I) LA PLACE DE LA MUSIQUE

    L’apprentissage du chant et des instruments de musique est la base de l’éducation en Grèce. Leur enseignement est antérieur à celui de la littérature. Ainsi chez Homère, Ulysse parle en ces termes du chant et de la poésie :  « Il n’est homme ici bas qui ne doive aux aèdes l’estime et le respect ; car n’apprennent – ils pas de la Muse leurs pièces ? » (Odyssée, VIII, v.479 – 481). Même les héros comme Achille pratiquent cet art (Iliade, IX, v.186 – 189).

Joueur de harpe, musée du Louvre

  Le terme même de « musique » ("mousik"), parce qu’il est dérivé du nom des Muses (aƒ Moàsai), nous montre son importance pour les Grecs. En effet les Muses représentent chacune un art particulier et inspirent celui qui pratique cet art. Euterpe est la Muse de la flûte ; Erato, de la lyre ; Terpsichore, la danse chorale et le chant qui l’accompagne (ces attributions ont varié au fil du temps). De plus un dieu préside aux activités et à l’inspiration musicales : le dieu solaire, brillant et toujours jeune Apollon. Les Jeux Pythiques, à Delphes, en l'honneur du dieu Python remplacé par Apollon, étaient au départ des Jeux musicaux; les épreuves sportives ont été rajoutées par la suite.
      Pour les Grecs, la musique symbolise la culture et en est une partie essentielle. Ainsi l’homme cultivé est le « mousikos anèr » (
mousikÒ$ ¢n»r: l’homme musicien. Thémistocle reconnaissait que son éducation avait été incomplète car il n’avait pas appris à jouer convenablement de la cithare (Plutarque, Thémistocle, 2). La musique est la condition première de la civilisation au point que certains pensent que toute modification dans la technique musicale peut mettre en danger l’équilibre de la cité. Les Pythagoriciens pensent que l’équilibre du monde repose sur l’harmonie des nombres qui est d’ordre musical (intervalles musicaux). Pour Platon, la bonne musique forme de bons citoyens. La musique a donc aussi une valeur morale.

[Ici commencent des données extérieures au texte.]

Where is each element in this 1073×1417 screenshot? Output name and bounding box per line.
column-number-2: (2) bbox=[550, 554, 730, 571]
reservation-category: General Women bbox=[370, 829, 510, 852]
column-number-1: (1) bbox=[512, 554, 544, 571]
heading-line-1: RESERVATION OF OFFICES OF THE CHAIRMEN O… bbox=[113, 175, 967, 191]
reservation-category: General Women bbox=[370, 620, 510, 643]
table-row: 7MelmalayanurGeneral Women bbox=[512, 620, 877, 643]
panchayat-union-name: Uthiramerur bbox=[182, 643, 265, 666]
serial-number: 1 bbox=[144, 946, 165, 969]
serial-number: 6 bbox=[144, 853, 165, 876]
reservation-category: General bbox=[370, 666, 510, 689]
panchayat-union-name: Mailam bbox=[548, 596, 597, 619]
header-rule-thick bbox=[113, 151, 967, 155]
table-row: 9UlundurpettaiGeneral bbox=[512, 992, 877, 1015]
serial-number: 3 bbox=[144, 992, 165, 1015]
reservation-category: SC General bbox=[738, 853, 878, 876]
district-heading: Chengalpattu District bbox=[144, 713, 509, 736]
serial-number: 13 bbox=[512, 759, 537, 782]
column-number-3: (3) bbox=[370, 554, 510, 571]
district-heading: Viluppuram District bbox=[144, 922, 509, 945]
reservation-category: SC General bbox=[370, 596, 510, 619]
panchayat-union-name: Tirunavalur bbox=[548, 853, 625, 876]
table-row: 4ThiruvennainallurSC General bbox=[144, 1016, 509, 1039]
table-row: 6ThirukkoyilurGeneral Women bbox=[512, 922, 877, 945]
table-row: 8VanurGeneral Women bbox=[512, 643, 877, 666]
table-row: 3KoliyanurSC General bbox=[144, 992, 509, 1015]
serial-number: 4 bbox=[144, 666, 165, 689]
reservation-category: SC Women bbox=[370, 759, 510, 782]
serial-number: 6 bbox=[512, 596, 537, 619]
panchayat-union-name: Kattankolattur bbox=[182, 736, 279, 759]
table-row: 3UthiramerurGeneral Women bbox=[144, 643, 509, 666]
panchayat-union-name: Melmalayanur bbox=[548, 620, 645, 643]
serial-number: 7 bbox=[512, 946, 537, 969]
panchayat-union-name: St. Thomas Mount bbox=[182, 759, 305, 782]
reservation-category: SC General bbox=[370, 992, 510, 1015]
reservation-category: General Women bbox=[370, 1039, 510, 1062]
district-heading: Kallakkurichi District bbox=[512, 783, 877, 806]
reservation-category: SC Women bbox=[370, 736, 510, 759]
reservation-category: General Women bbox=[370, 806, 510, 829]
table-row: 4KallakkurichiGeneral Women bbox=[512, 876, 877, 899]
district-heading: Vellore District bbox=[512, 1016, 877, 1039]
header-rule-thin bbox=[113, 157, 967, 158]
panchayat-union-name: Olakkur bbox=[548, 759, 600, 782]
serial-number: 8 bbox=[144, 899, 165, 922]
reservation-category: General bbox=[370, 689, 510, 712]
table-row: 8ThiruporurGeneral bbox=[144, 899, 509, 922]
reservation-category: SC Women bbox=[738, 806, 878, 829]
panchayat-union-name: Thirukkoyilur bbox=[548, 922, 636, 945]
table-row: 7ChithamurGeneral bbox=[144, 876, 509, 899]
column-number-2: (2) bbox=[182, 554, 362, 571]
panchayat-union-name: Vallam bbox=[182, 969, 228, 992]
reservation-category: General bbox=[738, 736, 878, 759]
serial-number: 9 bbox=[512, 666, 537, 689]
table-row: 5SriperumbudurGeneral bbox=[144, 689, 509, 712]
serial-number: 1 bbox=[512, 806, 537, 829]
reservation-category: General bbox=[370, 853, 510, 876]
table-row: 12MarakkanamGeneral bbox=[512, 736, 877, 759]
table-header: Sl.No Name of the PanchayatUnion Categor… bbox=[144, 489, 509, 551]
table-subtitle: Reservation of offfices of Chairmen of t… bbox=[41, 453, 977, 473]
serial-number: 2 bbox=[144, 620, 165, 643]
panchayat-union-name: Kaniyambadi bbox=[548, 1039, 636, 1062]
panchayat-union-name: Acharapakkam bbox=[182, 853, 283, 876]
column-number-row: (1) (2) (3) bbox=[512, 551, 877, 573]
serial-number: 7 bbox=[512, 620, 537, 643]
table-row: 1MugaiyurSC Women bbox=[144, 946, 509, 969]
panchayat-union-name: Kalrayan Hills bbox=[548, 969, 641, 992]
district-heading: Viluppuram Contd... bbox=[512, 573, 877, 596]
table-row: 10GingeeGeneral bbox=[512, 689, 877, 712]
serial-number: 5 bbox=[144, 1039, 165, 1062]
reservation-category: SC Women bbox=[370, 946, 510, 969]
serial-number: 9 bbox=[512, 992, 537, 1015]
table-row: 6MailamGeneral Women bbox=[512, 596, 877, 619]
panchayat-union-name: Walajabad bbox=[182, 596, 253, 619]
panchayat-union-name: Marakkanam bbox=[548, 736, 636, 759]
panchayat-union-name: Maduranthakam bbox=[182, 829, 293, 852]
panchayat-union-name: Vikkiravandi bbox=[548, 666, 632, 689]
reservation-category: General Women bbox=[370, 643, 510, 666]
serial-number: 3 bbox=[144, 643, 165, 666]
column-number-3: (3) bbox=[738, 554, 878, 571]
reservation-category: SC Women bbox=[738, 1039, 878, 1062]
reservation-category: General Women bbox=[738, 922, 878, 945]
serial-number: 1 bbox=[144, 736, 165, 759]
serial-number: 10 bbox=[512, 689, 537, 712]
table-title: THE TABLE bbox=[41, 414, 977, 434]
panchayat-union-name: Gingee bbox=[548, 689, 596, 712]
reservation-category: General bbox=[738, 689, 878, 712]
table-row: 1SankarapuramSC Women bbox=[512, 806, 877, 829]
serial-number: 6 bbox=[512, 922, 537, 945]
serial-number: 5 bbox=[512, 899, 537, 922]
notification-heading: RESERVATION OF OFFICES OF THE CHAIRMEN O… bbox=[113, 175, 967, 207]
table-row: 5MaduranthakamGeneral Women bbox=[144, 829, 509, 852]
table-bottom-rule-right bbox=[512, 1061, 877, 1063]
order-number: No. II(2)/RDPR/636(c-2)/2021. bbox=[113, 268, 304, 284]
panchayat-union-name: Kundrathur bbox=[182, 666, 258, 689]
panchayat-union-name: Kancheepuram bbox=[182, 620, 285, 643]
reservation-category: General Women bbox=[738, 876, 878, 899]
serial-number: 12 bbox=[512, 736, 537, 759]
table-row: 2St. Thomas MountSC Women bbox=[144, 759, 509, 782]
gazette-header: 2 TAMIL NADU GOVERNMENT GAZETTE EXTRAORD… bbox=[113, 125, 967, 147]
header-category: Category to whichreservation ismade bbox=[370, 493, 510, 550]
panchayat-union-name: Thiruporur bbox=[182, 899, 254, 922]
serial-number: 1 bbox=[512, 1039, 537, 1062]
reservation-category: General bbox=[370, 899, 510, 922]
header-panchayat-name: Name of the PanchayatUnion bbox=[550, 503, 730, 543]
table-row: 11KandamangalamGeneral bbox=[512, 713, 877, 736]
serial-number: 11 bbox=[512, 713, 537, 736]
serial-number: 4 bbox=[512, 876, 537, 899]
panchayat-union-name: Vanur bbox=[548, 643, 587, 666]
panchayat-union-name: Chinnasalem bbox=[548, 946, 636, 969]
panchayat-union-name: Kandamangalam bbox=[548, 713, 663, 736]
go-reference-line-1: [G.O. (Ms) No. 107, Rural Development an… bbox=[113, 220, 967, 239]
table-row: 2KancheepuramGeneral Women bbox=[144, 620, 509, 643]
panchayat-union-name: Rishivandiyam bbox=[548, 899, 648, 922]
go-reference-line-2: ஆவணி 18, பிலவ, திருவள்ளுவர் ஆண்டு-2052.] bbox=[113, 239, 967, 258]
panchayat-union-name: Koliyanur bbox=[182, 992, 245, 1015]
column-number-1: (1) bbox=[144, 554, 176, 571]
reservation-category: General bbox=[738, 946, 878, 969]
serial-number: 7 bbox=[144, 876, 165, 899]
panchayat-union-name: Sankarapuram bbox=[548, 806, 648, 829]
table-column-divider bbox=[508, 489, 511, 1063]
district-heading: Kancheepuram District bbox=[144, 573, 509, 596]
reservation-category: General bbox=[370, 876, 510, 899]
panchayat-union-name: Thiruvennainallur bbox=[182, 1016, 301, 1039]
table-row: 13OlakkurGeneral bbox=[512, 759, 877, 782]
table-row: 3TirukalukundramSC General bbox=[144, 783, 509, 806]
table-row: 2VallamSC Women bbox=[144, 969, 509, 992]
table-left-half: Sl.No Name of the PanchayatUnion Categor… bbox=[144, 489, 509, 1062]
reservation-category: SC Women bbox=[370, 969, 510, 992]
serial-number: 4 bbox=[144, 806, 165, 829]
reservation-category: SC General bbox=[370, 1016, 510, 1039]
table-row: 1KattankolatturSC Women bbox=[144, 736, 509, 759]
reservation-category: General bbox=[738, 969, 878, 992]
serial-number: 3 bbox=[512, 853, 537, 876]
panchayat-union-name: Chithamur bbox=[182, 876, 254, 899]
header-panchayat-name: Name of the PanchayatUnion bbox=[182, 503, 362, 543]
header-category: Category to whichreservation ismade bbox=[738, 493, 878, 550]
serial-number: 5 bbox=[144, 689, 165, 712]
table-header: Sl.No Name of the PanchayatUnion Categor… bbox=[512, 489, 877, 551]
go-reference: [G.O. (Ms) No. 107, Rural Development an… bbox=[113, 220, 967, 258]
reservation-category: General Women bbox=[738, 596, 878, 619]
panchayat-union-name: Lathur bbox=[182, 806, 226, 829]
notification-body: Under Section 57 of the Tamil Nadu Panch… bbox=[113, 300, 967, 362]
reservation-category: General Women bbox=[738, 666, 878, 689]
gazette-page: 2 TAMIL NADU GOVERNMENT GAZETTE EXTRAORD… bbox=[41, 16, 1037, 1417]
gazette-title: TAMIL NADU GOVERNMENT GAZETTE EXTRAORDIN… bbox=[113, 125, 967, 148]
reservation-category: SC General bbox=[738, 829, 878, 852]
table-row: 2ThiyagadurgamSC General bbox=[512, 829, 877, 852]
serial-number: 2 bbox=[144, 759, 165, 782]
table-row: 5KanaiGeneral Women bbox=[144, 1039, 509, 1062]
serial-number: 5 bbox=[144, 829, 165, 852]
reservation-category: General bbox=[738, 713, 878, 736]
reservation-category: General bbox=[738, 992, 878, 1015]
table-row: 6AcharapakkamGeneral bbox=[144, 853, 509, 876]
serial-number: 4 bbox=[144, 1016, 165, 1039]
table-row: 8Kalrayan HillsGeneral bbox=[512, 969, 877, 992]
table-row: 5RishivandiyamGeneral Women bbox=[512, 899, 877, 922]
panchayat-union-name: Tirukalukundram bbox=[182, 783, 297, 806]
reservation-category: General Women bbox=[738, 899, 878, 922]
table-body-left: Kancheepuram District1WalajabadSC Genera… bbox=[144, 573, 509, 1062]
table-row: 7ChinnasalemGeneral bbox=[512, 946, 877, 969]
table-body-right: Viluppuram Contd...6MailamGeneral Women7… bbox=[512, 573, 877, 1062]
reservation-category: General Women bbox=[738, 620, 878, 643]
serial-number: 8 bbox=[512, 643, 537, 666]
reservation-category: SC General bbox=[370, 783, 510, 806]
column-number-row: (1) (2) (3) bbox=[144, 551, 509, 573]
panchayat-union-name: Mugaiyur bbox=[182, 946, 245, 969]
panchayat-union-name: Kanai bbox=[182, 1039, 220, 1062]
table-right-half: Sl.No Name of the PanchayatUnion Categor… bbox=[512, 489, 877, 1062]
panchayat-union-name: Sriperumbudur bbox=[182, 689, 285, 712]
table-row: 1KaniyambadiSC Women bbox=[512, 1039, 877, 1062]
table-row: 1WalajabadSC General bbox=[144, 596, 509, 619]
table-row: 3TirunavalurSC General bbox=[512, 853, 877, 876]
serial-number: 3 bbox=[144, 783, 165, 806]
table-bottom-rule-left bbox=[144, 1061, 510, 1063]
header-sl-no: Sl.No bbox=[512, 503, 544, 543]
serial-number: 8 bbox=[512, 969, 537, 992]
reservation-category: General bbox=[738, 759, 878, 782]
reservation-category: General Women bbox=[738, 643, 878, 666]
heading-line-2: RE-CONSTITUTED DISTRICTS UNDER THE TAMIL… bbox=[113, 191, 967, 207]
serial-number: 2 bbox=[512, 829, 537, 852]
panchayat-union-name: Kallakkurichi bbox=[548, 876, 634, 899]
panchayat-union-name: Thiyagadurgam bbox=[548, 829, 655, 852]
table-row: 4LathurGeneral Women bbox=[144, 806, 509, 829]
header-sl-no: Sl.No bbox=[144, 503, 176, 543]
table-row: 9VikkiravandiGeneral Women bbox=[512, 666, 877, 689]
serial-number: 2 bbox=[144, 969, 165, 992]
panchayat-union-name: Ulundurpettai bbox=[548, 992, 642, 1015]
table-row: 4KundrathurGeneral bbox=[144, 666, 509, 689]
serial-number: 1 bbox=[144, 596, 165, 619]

Orphée est le personnage qui nous montre le mieux le pouvoir de la musique sur ceux qui l’écoutent. Pour Platon, la musique fait naître des émotions mais elle est aussi capable d’influencer de façon permanente le caractère de l’homme. Elle a donc une dimension éthique.

  

    La musique est étroitement liée à la vie grecque et aux événements importants : cérémonies religieuses, banquets, mariages (lors des processions emmenant la mariée vers son nouveau foyer), enterrements, réunions diverses, concours musicaux lors des Jeux Pythiques etc … Quasiment toutes les formes de poésie s’accompagnent de musique : par exemple les épopées d’Homère et la poésie lyrique de Sapho ou d’Alcée sont chantées au son de la lyre. La musique rythme aussi les exercices sportifs et militaires : tout est question de rythme. La musique fait partie de la vie quotidienne : elle rythme l'effort des athlètes et des rameurs sur les bateaux, elle accompagne l'entraînement des soldats, elle scande le travail des artisans. 

 

    Enfin la chorégie (recrutement, entraînement et entretien de chanteurs – danseurs pour le chœur des tragédies et des comédies et pour le chant choral) est une façon pour les citoyens les plus riches de payer leurs impôts.

II) LES INSTRUMENTS

1/ Les instruments à cordes

a/ La lyre et la cithare

    L’instrument noble par excellence est la lyre ou cithare (la cithare est une forme plus élaborée de la première, réservée aux professionnels). Les cordes (au nombre de quatre à sept) ont toutes la même longueur, contrairement à celles de la harpe ; elles sont pincées par les doigts car il n’y a pas d’archet ; parfois on fait vibrer les cordes avec une lame, le plectre.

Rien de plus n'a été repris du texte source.